Do fish oil supplements really help with heart health?

The many jars and boxes of fish oil supplements on the shelves of Israeli pharmacies and health food stores show how popular they are, although they are not cheap.

People have been convinced that these supplements can do just that Prevent heart disease and other ailments—but a new study conducted at the University of Texas Southwestern Medical Center in Dallas confirms that such benefits have not been proven and that there is a wide variety of different fish oil supplements sold around the world.

One in five american adults over the age of 60 frequently takes fish oil supplements for heart health despite multiple randomized clinical trials showing no data on the cardiovascular benefit of supplemental doses. Consumers’ perceptions of health benefits may be influenced by data on dietary supplement labels, researchers write.

Suspicious results

The results of this study indicate that the majority of fish oil supplement labels make health claimsusually in the form of structural/functional claims implying a health benefit across a variety of organ systems although there is no empirical data showing efficacy, writes Internal Medicine Assistant Professor Hans.

Anne Marie Navarre and her team. “There is significant heterogeneity in the daily dose of eicosapentaenoic acid (EPA) and docosahexaenoic acid (DPA) in available dietary supplements, leading to potential variability in safety and efficacy between dietary supplements.”

Vitamins and health supplements. (credit: pixels)

Dosage discrepancies

They published their findings in the journal Gamma for heart disease Under “Health claims and dosages of fish oil supplements in the United States”.

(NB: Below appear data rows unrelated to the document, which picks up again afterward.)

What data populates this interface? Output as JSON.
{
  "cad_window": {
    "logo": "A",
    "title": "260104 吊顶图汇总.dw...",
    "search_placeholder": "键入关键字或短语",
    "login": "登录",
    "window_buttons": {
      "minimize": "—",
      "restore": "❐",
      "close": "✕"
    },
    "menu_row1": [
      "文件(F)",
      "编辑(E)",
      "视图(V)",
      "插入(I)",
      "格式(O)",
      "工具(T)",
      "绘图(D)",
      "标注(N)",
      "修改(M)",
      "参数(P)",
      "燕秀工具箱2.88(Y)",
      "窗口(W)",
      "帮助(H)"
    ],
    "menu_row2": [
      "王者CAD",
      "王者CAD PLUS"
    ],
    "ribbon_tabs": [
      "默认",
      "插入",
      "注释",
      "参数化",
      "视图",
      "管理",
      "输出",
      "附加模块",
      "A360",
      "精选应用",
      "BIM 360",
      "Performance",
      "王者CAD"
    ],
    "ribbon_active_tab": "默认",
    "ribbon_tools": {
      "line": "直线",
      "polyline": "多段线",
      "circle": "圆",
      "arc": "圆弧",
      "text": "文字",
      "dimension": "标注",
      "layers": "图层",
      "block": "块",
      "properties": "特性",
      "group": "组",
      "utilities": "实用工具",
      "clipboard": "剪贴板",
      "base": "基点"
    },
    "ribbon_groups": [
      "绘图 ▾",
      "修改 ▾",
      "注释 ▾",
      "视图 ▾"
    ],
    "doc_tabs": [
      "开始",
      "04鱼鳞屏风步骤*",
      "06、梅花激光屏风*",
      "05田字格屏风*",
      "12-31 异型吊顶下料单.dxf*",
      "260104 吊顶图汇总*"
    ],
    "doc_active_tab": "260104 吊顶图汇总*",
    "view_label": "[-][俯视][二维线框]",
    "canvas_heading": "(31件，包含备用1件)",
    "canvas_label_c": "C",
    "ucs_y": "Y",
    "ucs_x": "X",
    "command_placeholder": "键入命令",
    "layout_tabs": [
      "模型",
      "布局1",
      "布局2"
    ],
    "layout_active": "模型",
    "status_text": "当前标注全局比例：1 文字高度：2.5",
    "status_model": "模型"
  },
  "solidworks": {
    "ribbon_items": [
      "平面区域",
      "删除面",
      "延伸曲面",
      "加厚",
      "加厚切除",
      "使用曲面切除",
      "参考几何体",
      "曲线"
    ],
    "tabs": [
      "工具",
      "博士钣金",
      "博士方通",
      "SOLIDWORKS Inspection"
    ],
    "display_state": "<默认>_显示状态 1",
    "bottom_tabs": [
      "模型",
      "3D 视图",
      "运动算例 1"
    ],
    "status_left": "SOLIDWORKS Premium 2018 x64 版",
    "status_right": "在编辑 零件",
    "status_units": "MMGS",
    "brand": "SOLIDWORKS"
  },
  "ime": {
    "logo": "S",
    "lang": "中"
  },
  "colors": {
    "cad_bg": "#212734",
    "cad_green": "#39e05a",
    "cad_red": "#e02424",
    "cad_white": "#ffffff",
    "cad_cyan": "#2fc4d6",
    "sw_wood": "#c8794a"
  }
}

Dietary supplements contain doses of EPA and DHA in commonly available formulations. The survey identified 255 fish oil supplements from 16 leading brands/manufacturers.. Among these factors, a large variance was found in the daily dose of EPA and DHA. The team wrote that the total daily dose of EPA plus DHA was significantly variable between dietary supplements.

In this cross-sectional study of L Fish oil supplements, 73.9% made at least one health claim, usually related to heart health, followed by brain and joint health, and the health claim language required by the US Food and Drug Administration (FDA) was not used frequently. The panel concluded that additional regulation of claims made for fish oil supplements is needed.